Briggs LJ clarified that this approach to exclusion clauses is not now regarded as a presumption or "special rule" that is applied mechanistically when interpreting exclusion clauses. He held that, as with the modern approach to interpretation, "the court must still use all its tools of linguistic, contextual, purposive and common-sense analysis to discern what the clause really means", but where ambiguity remained, this principle would apply to provide a narrower construction of the exclusion clause in question.

Applying his approach to the facts, Briggs LJ found that there was significant ambiguity as to the meaning of the clause when applying the general principles of interpretation.
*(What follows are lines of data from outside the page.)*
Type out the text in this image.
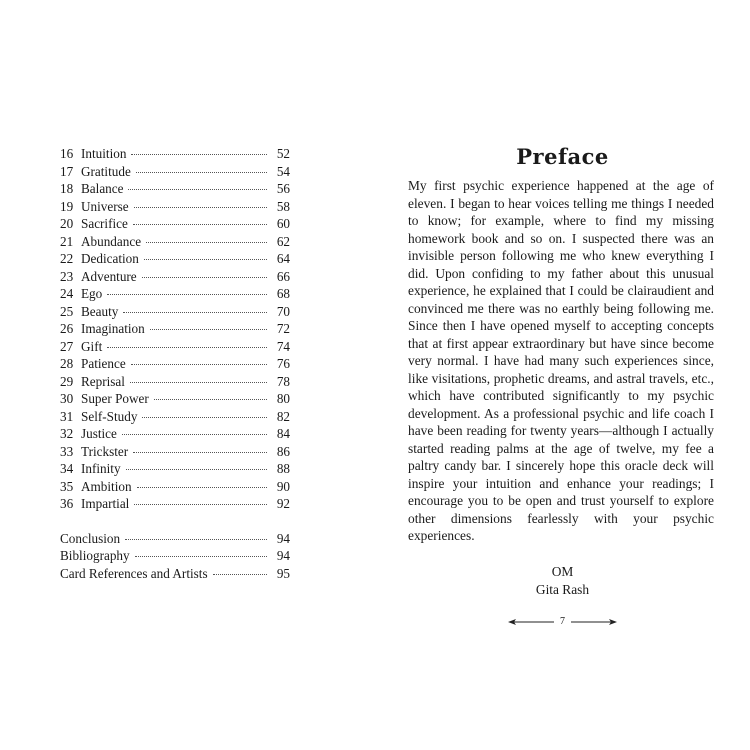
16 Intuition	52
17 Gratitude	54
18 Balance	56
19 Universe	58
20 Sacrifice	60
21 Abundance	62
22 Dedication	64
23 Adventure	66
24 Ego	68
25 Beauty	70
26 Imagination	72
27 Gift	74
28 Patience	76
29 Reprisal	78
30 Super Power	80
31 Self-Study	82
32 Justice	84
33 Trickster	86
34 Infinity	88
35 Ambition	90
36 Impartial	92
Conclusion	94
Bibliography	94
Card References and Artists	95
Preface

My first psychic experience happened at the age of eleven. I began to hear voices telling me things I needed to know; for example, where to find my missing homework book and so on. I suspected there was an invisible person following me who knew everything I did. Upon confiding to my father about this unusual experience, he explained that I could be clairaudient and convinced me there was no earthly being following me. Since then I have opened myself to accepting concepts that at first appear extraordinary but have since become very normal. I have had many such experiences since, like visitations, prophetic dreams, and astral travels, etc., which have contributed significantly to my psychic development. As a professional psychic and life coach I have been reading for twenty years—although I actually started reading palms at the age of twelve, my fee a paltry candy bar. I sincerely hope this oracle deck will inspire your intuition and enhance your readings; I encourage you to be open and trust yourself to explore other dimensions fearlessly with your psychic experiences.

OM
Gita Rash
7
He regarded any construction of the clause that provided that the notice period began where the buyer became aware there might be a claim (interpretation (b)) as too uncommercial to have been intended.

In choosing between interpretations (a) and (c), Briggs LJ adopted the narrower interpretation (c). He held that the purpose of the clause was to prevent the buyer from pursuing claims previously undisclosed. This purpose was aligned with an interpretation which focused upon the awareness of a claim rather than the facts. He supported this interpretation by stating that the sellers' proposed interpretation would deprive the buyer of its contractual entitlement for no sensible purpose – for the clause to be given such an effect, clearer wording would be needed.

Briggs LJ did also find that a purposive interpretation of the clause alone would "on a fairly narrow balance" lead him to the same conclusion, although he found that this was significantly reinforced by the application of the principle of narrow construction. He said that whilst in this case the two approaches therefore happily marched hand-in-hand, the older canons of construction do continue to assist the court where all else fails.